Полувековая тень

Камран Назирли
– Ну куда ты подевала мои брюки? – злобно рявкнул на жену старик, копаясь в шифоньере в спальне. Затем, упрекая самого себя, буркнул: - Даже за пятьдесят лет я не смог создать порядок в этом доме!

К спальной комнате не торопясь двинулась старушка. Точнее, не старушка, а пожилая женщина с еле заметными морщинами на лбу и щеках, с добрым выражением лица, словно намеревающаяся растопить внутренний и внешний лёд старости собственной тёплой гордостью. Даже передвижение женщины было полно благородства, её голос ещё не растерял звонкость и сохранил нежность в течение полувека её замужества и жизни в этом доме.

Все годы она смиренно терпела бесчисленные капризы и даже оскорбления мужа, что по силам не каждой женщине – только обладающией аристократичностью и благородством. В полной мере эти качества отличали Месмеханум.
Женщина промолвила с обычным терпением, ласковым и слабым голосом:

- Гаджиага, ну что ты бесишься на ровном месте? Ты же прекрасно знаешь, что позавчера я сдала твои брюки в чистку, –она зашла в разворошенную мужем спальню с коричневыми протёртыми мужскими брюками в руке и добавила: – Возьми, надень… На те ты масло пролил, и я сдала их в чистку…

Взглянув на жену искоса, старик вырвал у жены брюки и вскрикнул:
- Уже пятьдесят лет, как я повторяю тебе: не смей трогать мои вещи, брать что-то без разрешения! Тебе что, непонятно?
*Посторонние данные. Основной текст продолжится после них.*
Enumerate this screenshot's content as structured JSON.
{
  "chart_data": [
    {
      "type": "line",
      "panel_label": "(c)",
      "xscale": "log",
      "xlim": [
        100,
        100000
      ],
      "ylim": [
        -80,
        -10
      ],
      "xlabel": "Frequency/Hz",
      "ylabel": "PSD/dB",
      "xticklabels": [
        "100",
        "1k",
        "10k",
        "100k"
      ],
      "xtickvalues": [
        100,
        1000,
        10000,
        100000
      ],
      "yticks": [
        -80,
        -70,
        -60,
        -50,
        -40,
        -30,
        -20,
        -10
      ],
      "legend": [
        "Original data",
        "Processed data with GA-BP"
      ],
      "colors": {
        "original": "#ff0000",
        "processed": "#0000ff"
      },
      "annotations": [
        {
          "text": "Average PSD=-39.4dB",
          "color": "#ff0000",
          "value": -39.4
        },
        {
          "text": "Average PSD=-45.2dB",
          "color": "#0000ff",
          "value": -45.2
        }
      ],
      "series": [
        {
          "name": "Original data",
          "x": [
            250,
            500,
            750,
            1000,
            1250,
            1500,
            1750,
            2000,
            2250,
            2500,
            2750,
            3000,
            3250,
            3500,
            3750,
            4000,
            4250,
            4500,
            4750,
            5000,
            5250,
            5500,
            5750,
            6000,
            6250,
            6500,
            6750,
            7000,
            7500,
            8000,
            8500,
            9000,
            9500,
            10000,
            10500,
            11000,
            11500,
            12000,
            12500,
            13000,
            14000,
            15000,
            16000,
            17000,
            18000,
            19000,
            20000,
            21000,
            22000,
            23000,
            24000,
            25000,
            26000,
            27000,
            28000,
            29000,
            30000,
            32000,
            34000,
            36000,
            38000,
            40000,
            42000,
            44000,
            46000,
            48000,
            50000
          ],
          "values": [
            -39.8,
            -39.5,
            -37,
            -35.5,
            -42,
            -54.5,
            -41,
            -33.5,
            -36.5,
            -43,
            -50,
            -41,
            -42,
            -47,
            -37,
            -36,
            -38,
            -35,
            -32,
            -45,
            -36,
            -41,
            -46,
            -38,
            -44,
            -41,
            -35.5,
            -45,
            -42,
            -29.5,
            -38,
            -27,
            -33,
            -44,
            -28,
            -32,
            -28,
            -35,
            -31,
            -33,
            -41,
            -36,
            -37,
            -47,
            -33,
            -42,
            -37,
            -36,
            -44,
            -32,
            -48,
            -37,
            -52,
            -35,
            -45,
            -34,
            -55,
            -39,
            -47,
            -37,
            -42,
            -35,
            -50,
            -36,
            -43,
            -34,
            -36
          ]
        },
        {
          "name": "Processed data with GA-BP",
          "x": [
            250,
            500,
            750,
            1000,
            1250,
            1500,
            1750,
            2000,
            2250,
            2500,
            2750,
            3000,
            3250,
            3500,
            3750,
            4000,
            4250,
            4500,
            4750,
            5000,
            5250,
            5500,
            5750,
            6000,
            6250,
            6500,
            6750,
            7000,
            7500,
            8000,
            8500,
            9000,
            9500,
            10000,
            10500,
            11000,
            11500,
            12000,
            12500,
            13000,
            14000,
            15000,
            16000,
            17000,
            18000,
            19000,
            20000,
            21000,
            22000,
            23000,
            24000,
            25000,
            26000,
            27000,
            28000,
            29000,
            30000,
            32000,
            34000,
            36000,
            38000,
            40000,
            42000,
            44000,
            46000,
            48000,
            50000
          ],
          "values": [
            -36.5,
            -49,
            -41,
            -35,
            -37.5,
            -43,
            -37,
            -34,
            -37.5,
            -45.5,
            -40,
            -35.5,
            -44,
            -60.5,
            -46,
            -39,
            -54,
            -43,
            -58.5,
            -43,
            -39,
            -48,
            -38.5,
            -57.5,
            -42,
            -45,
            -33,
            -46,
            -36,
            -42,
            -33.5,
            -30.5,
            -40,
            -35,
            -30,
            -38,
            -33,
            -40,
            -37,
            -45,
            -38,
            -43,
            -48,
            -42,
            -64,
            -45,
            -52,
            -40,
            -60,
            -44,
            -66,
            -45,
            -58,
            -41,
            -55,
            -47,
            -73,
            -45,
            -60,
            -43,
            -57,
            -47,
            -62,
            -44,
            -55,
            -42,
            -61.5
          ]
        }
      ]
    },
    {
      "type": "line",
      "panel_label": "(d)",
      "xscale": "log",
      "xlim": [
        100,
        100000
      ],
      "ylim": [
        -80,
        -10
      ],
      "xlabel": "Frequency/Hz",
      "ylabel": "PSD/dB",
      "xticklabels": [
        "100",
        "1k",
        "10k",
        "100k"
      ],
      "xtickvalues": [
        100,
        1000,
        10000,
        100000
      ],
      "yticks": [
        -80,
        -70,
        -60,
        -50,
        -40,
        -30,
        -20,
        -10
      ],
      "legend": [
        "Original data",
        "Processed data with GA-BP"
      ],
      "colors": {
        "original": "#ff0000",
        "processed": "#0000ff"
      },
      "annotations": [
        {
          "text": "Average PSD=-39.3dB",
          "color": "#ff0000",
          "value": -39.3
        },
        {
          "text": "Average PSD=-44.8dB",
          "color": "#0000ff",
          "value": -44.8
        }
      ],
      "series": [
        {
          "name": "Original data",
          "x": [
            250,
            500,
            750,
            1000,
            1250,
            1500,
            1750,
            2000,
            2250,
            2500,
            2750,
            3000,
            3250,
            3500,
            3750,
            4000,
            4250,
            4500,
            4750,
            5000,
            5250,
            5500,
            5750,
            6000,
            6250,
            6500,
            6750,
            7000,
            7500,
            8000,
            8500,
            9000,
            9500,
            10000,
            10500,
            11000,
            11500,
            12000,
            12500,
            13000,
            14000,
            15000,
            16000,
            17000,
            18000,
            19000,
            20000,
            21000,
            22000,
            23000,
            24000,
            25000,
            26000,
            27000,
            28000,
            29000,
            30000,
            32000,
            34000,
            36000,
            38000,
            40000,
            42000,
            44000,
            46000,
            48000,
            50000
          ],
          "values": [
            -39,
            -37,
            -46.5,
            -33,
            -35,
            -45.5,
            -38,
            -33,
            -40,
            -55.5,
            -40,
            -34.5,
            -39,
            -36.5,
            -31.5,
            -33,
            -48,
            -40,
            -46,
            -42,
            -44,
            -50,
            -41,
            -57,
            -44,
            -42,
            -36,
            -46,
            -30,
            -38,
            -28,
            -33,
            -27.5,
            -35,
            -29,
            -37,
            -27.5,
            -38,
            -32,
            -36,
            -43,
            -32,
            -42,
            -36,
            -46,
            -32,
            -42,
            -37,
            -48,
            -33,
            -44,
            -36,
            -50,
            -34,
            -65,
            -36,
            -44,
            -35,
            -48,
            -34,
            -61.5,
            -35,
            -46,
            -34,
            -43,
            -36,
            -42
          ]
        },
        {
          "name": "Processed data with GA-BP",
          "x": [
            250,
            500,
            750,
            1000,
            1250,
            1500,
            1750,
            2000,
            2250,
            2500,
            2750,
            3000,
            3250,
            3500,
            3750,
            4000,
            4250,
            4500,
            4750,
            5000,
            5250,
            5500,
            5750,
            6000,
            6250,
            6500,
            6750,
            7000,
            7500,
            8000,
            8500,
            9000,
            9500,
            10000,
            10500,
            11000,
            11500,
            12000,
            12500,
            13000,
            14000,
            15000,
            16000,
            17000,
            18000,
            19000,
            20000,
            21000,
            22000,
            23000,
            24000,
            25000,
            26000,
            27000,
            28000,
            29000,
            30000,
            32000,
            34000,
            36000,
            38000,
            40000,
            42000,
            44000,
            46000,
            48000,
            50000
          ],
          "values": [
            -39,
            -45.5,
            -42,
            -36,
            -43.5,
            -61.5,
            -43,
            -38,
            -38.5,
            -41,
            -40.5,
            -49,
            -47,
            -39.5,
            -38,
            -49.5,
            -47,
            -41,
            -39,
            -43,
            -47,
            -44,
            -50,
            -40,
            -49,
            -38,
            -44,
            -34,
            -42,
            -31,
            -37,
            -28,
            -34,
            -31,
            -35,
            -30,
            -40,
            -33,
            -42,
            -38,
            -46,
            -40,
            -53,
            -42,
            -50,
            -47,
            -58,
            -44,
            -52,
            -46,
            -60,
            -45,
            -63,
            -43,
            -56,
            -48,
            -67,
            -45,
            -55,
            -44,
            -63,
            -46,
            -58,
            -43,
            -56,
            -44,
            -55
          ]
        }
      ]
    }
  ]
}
- Но ведь я… Гаджиага, дорогой, ну что же я плохого сделала? Брюки испачкались, и я сдала их в чистку… Что ты нашёл в этих старых брюках?!...

- Послушай, я уже тысячу раз повторял тебе: не вмешивайся в мои дела… Дура несчастная, какое твоё собачье дело? Мои брюки, и мне лучше знать… – ещё громче крикнул старик.

Месмеханум промолчала. Впрочем, она молчала уже целых пятьдесят лет. В первые годы их женитьбы Гаджиага проявил себя как настоящий джентльмен – он бесконечно холил и лелеял её, выполнял все её пожелания.
После рождения Гусейнаги Гаджиага немного изменился. Некоторое время их мысли были заняты ребёнком; позднее Гаджиага стал уделять больше времени своей работе, нежели жене и ребёнку.

В один прекрасный день Гаджиагу повысили – его назначили секретарём парткома, и отныне он даже не замечал, как рос Гусейнага, с кем он дружил, кого он приметил. А очнулся он только тогда, когда Гусейнага женился.
Гаджиага устроил дома небольшую пирушку и отправил молодых в Европу, это было желание его невестки. Месмеханум несколько раз слышала своими ушами: невеста твердила, что в Европе – настоящая жизнь, там настоящее уважение к семье, к женщине, к законам.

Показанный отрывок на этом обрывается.